SIRÂT
Directed by: Oliver Laxe Starring: Sergi López, Bruno Núñez, Stefania Gadda Certificate: 15 Released: 27 February 2026Rating: 8/10
Galician director Oliver Laxe is shaping up to be modern cinema’s austere poet of mystical revelation. Mimosas (2016) was the kind of film that Sufi poets might have made if they had invented the western in the seventh century Morocco. Fire Will Come (2019) was an infernal hymn to the earth’s destructive breath. Now Sirāt is a cinematic tone poem of wind and light – a staggering, transcendental road movie that feels like a pilgrimage to the end of the world.

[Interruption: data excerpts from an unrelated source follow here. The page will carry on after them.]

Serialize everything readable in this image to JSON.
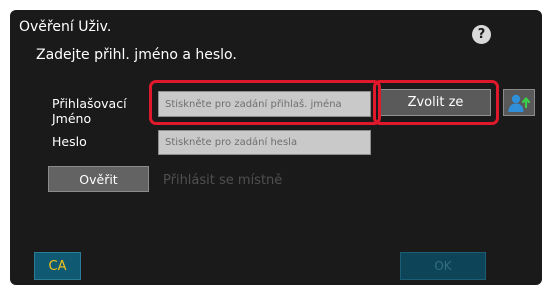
{
  "dialog": {
    "title": "Ověření Uživ.",
    "help_icon": "?",
    "instruction": "Zadejte přihl. jméno a heslo."
  },
  "form": {
    "username_label_line1": "Přihlašovací",
    "username_label_line2": "Jméno",
    "username_placeholder": "Stiskněte pro zadání přihlaš. jména",
    "password_label": "Heslo",
    "password_placeholder": "Stiskněte pro zadání hesla",
    "select_button_label": "Zvolit ze",
    "address_book_icon": "user-select-icon"
  },
  "actions": {
    "verify_label": "Ověřit",
    "local_login_label": "Přihlásit se místně",
    "ca_label": "CA",
    "ok_label": "OK"
  },
  "colors": {
    "background": "#1a1a1a",
    "highlight": "#e0182b",
    "ca_text": "#f1c21b",
    "button_teal": "#0f5a72"
  }
}
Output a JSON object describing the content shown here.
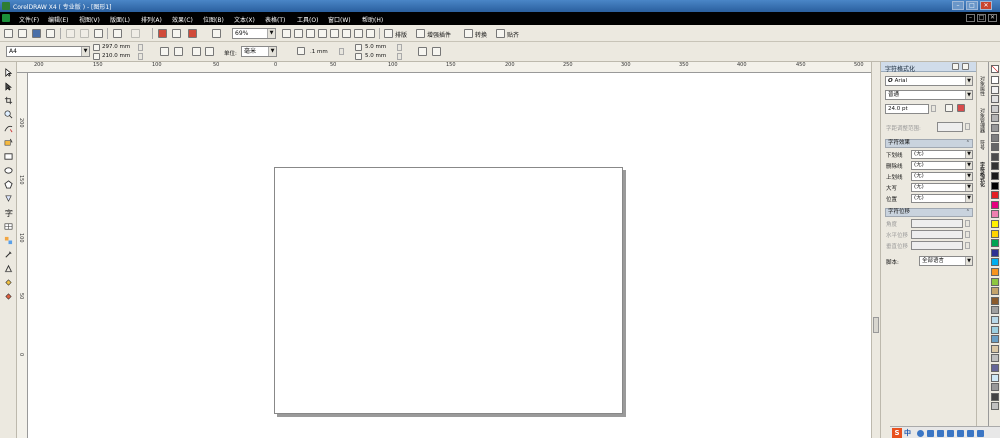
{
  "window": {
    "title": "CorelDRAW X4 ( 专业版 ) - [图形1]",
    "buttons": [
      "–",
      "□",
      "✕"
    ]
  },
  "menu": {
    "items": [
      "文件(F)",
      "编辑(E)",
      "视图(V)",
      "版面(L)",
      "排列(A)",
      "效果(C)",
      "位图(B)",
      "文本(X)",
      "表格(T)",
      "工具(O)",
      "窗口(W)",
      "帮助(H)"
    ]
  },
  "toolbar": {
    "zoom": "69%",
    "buttons": [
      "排版",
      "增强插件",
      "转换",
      "贴齐"
    ]
  },
  "propbar": {
    "paper": "A4",
    "width": "297.0 mm",
    "height": "210.0 mm",
    "unit_label": "单位:",
    "unit": "毫米",
    "nudge": ".1 mm",
    "dup_x": "5.0 mm",
    "dup_y": "5.0 mm"
  },
  "ruler": {
    "top_labels": [
      "200",
      "150",
      "100",
      "50",
      "0",
      "50",
      "100",
      "150",
      "200",
      "250",
      "300",
      "350",
      "400",
      "450",
      "500"
    ],
    "side_labels": [
      "200",
      "150",
      "100",
      "50",
      "0"
    ]
  },
  "docker": {
    "title": "字符格式化",
    "font": "Arial",
    "style": "普通",
    "size": "24.0 pt",
    "kerning_label": "字距调整范围:",
    "effects_header": "字符效果",
    "effects": [
      {
        "label": "下划线",
        "value": "(无)"
      },
      {
        "label": "删除线",
        "value": "(无)"
      },
      {
        "label": "上划线",
        "value": "(无)"
      },
      {
        "label": "大写",
        "value": "(无)"
      },
      {
        "label": "位置",
        "value": "(无)"
      }
    ],
    "shift_header": "字符位移",
    "shift": [
      "角度",
      "水平位移",
      "垂直位移"
    ],
    "script_label": "脚本:",
    "script": "全部语言"
  },
  "sidetabs": [
    "对象属性",
    "对象管理器",
    "符号",
    "字符格式化"
  ],
  "palette": {
    "colors": [
      "#ffffff",
      "#f2f2f2",
      "#e0e0e0",
      "#cccccc",
      "#b3b3b3",
      "#999999",
      "#7f7f7f",
      "#666666",
      "#4d4d4d",
      "#333333",
      "#1a1a1a",
      "#000000",
      "#e31e24",
      "#e6007e",
      "#ef7fb0",
      "#fff200",
      "#ffd400",
      "#00a651",
      "#2e3192",
      "#00aeef",
      "#f7941d",
      "#8dc63f",
      "#c4a36a",
      "#8b5a2b",
      "#a0a0a0",
      "#b8d8e8",
      "#9ccfe0",
      "#6a9fc4",
      "#d9c7a6",
      "#bdbdbd",
      "#666699",
      "#cfe8f5",
      "#999999",
      "#444444",
      "#c0c0c0"
    ]
  },
  "tray": {
    "ime": "S",
    "lang": "中"
  }
}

Set against the scorched vistas of Saharan North Africa, the film follows a father (the dogged Sergi López) and his young son as they search for a missing daughter, apparently a convert to the crusty rave scene. But as they move deeper into the desert, the mission takes on the weight of an ancient myth. Laxe, working with cinematographer Mauro Herce, shoots the Sahara not as a wasteland, but as a living landscape of shifting sands and minefields.
The "Sirat" of the title refers to the razor-thin bridge over hell in Islamic eschatology, and the film exists in that exact state of precarity. There is a sense of encroaching spiritual collapse – an apocalyptic hum that resides in the silence between the characters. Most notably, Laxe tethers this transcendence to the ground with an infernal, percussive score by French electronic musician Kangding Ray. The soundtrack begins as a series of massive techno slaps – raw, industrial beats that mirror the illegal raves the characters inhabit – before gradually dematerialising into something more granular and ambient, as if the music itself is being eroded by the sandstorms.
Sirat is a demanding, and at times unbearable watch, built on long takes and a narrative that refuses to provide easy catharsis. But the white knuckle tension remains compelling - this is a film that demands to be seen in a theatre, and watched at maximum volume.